Whatever the outcome on the fiscal policy side of the equation, on the monetary policy side, I think the Federal Reserve is likely to continue its “QE” monetary expansion, with the objective of preventing a severe slowdown in the American economy and, most significantly, of reducing unemployment. This stance is important for the entire world—particularly for stock markets—since increased liquidity can generally lead to higher stock prices. While it’s also likely to lead to higher inflation, good companies should be able to adjust their prices accordingly. The U.S. money expansion is forcing other countries to take similar monetary policy actions in order to prevent the U.S. dollar from becoming too weak against their own currencies, thus ruining their exports' businesses. We thus see rapid expansion of money supply not only in the U.S. but in Europe, Japan, China and other countries to be likely.
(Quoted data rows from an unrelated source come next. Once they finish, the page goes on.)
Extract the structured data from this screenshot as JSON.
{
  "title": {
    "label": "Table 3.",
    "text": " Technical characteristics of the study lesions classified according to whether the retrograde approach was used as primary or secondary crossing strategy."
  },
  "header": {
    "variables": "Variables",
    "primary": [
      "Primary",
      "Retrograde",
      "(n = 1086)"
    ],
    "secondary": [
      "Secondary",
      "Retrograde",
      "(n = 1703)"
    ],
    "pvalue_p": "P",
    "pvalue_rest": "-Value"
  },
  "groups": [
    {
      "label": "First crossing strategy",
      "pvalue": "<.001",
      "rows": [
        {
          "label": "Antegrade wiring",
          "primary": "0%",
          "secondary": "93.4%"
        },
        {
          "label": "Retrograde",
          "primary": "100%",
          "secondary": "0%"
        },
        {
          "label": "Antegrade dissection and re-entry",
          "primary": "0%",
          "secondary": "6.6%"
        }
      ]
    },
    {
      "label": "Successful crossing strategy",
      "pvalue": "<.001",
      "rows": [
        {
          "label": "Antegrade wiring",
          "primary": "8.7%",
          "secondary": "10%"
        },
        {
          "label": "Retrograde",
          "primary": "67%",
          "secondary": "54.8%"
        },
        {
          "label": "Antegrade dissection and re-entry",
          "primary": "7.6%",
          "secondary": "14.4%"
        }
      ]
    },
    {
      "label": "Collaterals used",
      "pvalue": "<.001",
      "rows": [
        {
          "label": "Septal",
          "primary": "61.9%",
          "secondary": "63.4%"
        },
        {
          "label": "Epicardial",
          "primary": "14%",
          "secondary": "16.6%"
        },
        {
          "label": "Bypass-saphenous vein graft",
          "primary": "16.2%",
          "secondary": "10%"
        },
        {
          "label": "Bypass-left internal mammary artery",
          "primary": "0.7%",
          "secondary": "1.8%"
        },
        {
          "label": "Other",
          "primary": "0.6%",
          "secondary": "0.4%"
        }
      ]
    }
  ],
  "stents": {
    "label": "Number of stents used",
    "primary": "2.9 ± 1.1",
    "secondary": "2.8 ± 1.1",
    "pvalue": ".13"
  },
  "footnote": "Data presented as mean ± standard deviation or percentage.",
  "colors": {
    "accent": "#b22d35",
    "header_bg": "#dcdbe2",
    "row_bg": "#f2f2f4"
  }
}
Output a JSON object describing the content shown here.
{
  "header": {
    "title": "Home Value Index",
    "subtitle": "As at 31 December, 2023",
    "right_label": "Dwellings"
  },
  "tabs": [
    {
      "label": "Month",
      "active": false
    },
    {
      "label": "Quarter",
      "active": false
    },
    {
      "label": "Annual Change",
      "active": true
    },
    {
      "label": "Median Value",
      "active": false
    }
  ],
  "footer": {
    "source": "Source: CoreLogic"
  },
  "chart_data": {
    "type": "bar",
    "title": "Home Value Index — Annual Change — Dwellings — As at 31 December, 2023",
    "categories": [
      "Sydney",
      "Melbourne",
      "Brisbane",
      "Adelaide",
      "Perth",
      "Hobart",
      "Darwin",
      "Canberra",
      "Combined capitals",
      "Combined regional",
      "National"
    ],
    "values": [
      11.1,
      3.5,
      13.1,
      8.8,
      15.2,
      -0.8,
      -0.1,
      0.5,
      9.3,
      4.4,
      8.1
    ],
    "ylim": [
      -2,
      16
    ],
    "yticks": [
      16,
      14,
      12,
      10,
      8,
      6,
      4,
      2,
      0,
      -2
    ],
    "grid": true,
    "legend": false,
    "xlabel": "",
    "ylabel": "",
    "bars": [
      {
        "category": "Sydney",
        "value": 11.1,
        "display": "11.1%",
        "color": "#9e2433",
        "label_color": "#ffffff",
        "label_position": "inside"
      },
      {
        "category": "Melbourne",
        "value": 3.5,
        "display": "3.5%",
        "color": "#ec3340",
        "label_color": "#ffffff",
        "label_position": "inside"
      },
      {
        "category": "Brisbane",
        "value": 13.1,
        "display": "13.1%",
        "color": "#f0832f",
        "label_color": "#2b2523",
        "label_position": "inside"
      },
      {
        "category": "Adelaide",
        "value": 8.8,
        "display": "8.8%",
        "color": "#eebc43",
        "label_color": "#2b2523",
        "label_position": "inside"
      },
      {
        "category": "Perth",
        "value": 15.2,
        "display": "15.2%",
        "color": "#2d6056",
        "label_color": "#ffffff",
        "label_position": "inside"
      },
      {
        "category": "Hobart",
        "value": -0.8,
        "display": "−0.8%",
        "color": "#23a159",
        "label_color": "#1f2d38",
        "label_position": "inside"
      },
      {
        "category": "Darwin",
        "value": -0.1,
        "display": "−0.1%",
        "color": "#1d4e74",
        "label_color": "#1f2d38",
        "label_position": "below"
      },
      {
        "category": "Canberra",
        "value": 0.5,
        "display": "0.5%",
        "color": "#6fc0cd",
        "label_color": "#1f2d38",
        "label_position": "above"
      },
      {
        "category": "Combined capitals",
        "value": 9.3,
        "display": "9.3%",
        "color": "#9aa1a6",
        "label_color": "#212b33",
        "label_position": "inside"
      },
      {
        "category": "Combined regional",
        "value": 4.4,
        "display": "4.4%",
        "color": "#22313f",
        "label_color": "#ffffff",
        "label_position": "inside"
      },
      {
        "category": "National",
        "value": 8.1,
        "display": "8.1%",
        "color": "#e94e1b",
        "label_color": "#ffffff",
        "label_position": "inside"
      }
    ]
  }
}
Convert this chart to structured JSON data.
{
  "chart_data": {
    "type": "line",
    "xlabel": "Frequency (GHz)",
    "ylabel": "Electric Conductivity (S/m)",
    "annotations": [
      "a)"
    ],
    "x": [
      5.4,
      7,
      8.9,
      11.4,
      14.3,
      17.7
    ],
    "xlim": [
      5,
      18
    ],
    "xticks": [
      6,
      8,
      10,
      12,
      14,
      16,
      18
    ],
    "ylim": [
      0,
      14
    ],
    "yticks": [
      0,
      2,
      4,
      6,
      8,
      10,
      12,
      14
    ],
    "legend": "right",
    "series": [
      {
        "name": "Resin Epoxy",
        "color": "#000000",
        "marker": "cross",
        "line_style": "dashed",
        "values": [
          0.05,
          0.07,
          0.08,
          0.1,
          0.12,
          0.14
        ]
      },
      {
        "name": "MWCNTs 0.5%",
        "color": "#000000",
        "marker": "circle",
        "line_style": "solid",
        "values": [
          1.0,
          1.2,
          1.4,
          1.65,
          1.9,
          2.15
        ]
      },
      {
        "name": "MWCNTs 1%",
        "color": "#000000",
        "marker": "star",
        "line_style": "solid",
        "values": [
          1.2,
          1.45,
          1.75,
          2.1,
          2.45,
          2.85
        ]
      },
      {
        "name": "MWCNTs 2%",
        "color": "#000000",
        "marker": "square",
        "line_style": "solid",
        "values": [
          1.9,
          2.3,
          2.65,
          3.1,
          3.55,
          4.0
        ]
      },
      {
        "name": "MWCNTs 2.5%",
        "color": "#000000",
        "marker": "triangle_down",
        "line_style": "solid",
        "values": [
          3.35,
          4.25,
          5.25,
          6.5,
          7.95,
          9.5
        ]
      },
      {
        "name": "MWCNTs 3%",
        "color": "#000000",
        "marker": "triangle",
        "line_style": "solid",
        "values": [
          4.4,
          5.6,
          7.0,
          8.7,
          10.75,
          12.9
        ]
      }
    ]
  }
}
We’ll be watching the implications of this in the coming year.
On the foreign policy side, President Obama’s policies have been oriented toward an idea of “leading from behind” with more cooperation with allies and an open attitude toward dialogue with perceived “foes.”
The president has said that power alone cannot protect the U.S., and that it’s necessary to rely on alliances. In his words, “…power grows from its prudent use” and it is necessary to use “humility” and “restraint.” He seems to be looking to see changes in America’s global economic role in an era where partnerships are more important and negotiation is more effective than threats and exerting military power.
Overall, I think this attitude and policy stance will probably be positive for investments in Asia, since confrontation with China seems less likely and the offshore island disputes between Japan and China are likely to be handled gingerly by the president, despite the Japan-U.S. military alliance.
We still have a lot of unanswered questions, and I’m a realist about the risks, particularly in regard to the United States’ ability to solve its debt issues in short order. However, I’m still optimistic about the prospects for equity investments in emerging markets and in Asia in the coming year, whether the U.S. falls off the fiscal cliff or not.